As Philip was walking up the road he saw a chariot pulled off, and as he was passing by he heard a voice filled with frustration. A man, who had been reading the prophet Isaiah, was wondering (out loud) what the passage could mean. Philip went to the man and offered his help. The Ethiopian eunuch was not allowed to be part of the Assembly of Israel, but was a believer anyway. He had come on this pilgrimage to Jerusalem for the Festival of Booths, and was now returning home. Philip showed him how Jesus was The Messiah. The man believed, and was baptized. This act by the Ethiopian eunuch was, in itself, a fulfilling of a prophesy of Isaiah.

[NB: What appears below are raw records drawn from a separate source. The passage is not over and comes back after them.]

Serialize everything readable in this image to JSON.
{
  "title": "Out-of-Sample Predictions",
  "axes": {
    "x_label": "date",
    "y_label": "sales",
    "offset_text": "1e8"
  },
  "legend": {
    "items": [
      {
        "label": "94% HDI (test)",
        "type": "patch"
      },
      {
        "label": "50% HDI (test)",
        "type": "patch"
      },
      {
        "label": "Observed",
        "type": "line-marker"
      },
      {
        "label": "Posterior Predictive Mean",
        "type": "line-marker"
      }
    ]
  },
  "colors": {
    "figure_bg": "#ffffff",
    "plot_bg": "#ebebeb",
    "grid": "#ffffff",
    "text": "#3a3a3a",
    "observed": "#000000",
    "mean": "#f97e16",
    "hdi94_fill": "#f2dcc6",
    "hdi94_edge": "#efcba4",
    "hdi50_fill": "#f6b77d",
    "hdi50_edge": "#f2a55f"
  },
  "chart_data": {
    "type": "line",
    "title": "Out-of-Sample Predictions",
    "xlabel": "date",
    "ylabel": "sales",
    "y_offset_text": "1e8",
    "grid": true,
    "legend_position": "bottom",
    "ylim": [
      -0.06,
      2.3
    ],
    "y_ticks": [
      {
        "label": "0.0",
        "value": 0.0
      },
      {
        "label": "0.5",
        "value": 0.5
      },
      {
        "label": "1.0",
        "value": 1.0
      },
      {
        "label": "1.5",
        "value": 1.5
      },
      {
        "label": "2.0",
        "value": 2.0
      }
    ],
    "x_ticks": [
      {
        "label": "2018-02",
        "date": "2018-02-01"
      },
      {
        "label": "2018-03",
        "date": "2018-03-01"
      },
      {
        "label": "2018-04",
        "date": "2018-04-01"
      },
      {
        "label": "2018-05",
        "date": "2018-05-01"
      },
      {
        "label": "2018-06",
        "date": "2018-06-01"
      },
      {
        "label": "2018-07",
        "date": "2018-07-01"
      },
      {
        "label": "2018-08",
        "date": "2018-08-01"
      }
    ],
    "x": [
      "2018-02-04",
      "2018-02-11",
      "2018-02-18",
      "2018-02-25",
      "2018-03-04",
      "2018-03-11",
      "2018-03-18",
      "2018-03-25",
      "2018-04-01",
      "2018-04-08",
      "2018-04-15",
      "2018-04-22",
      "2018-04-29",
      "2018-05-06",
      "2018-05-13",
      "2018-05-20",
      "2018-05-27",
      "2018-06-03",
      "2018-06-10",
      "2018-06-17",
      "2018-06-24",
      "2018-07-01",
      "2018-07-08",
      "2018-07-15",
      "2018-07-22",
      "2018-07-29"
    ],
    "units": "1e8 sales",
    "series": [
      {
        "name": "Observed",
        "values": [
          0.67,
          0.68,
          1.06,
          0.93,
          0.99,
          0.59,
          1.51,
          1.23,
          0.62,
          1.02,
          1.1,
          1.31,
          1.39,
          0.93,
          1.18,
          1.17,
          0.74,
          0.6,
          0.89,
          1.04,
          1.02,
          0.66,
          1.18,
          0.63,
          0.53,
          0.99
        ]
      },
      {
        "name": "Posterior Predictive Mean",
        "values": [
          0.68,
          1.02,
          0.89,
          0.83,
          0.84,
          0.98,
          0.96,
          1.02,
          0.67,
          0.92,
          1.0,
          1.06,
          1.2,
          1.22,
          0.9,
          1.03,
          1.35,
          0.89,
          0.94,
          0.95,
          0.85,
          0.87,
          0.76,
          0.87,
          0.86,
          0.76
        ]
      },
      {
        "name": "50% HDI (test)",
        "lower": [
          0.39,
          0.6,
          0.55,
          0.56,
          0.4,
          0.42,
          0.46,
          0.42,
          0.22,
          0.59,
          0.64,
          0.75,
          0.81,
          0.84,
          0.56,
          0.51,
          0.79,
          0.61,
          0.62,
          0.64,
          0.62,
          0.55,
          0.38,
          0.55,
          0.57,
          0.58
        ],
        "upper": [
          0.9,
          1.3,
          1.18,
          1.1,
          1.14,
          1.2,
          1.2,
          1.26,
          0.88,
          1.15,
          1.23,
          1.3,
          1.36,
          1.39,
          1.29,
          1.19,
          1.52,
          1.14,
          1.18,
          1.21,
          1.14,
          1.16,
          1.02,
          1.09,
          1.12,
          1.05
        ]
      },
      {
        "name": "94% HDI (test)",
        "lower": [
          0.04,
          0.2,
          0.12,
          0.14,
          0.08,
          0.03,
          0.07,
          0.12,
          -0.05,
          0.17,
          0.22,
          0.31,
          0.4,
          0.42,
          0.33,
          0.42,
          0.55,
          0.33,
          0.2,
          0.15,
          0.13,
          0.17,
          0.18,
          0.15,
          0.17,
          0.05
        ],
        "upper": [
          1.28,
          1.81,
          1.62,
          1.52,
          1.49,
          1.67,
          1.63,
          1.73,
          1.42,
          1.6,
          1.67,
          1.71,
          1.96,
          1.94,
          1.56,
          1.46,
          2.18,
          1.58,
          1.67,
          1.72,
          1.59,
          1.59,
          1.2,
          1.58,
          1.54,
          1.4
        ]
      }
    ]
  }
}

But while Philip was speaking to the eunuch, Saul, who had been collecting information about Hellenistic followers that had attended the Festival of Booths, went to the religious authorities to get permission to pursue the followers of “The Way” that went to Damascus, Syria to spread this “heresy”. While others would pursue the followers of “The Way” in Judea and Samaria, the letters he received allowed Saul to arrest and bring “Hellenistic Jews” back to Jerusalem for “questioning”, provided he had the approval of the authorities that ruled Damascus.

Saul immediately gathered some companions for the trip, and leaving on the morning of Monday, September 23, they traveled from 6 am to noon, took a two-hour rest, then traveled from 2 pm to 6 pm and covered an average of 30 miles each day. They expected to arrive in Damascus, 130 miles away, some time Friday morning (plenty of time before the Sabbath began on Friday evening).

On Thursday September 26, with 90 miles covered in three days, they got up and were on the road [today] again. They had traveled for five hours (about 15 miles) when suddenly an extremely bright light surrounded Saul and his companions, like a spotlight. All dropped to the ground but Saul knew that he had been blinded.

There was a loud sound. Then everyone, except Saul, got to his feet. Saul had heard his name called loudly, in order to get his attention. Saul settled down to listen. Then in a “matter-of-fact” voice Saul heard his name again. ‘Saul, why are you “out to get me?”‘ he heard, but his companions only heard a noise. ‘It hurts you to oppose God’, the voice said.

‘Who are you?’ Saul’s companions heard him say. But they saw no one but Saul. ‘I am the Jesus of Nazareth who’s followers you are pursuing’, said the voice.

Saul responded, ‘What do you want of me?’

The voice said, ‘I want you to get up and go into Damascus. Think about what you have been doing. You will tell others what you know and you will open the eyes of the blind so that they may see that I am The Messiah.’

So Saul got up and his companions led him toward Damascus for another four hours (till dusk on Thursday). But their speed was greatly reduced because of Saul’s blindness and they were only able to cover about ten miles.

Then on Friday they traveled all day just to cover the remaining 15 miles. And they arrived in Damascus just before the Sabbath began at 6 pm.

In Damascus, Saul’s eyes would be opened and he, as a new person called Paul, would “see” that Jesus was The Messiah and that Jesus is the Living Christ.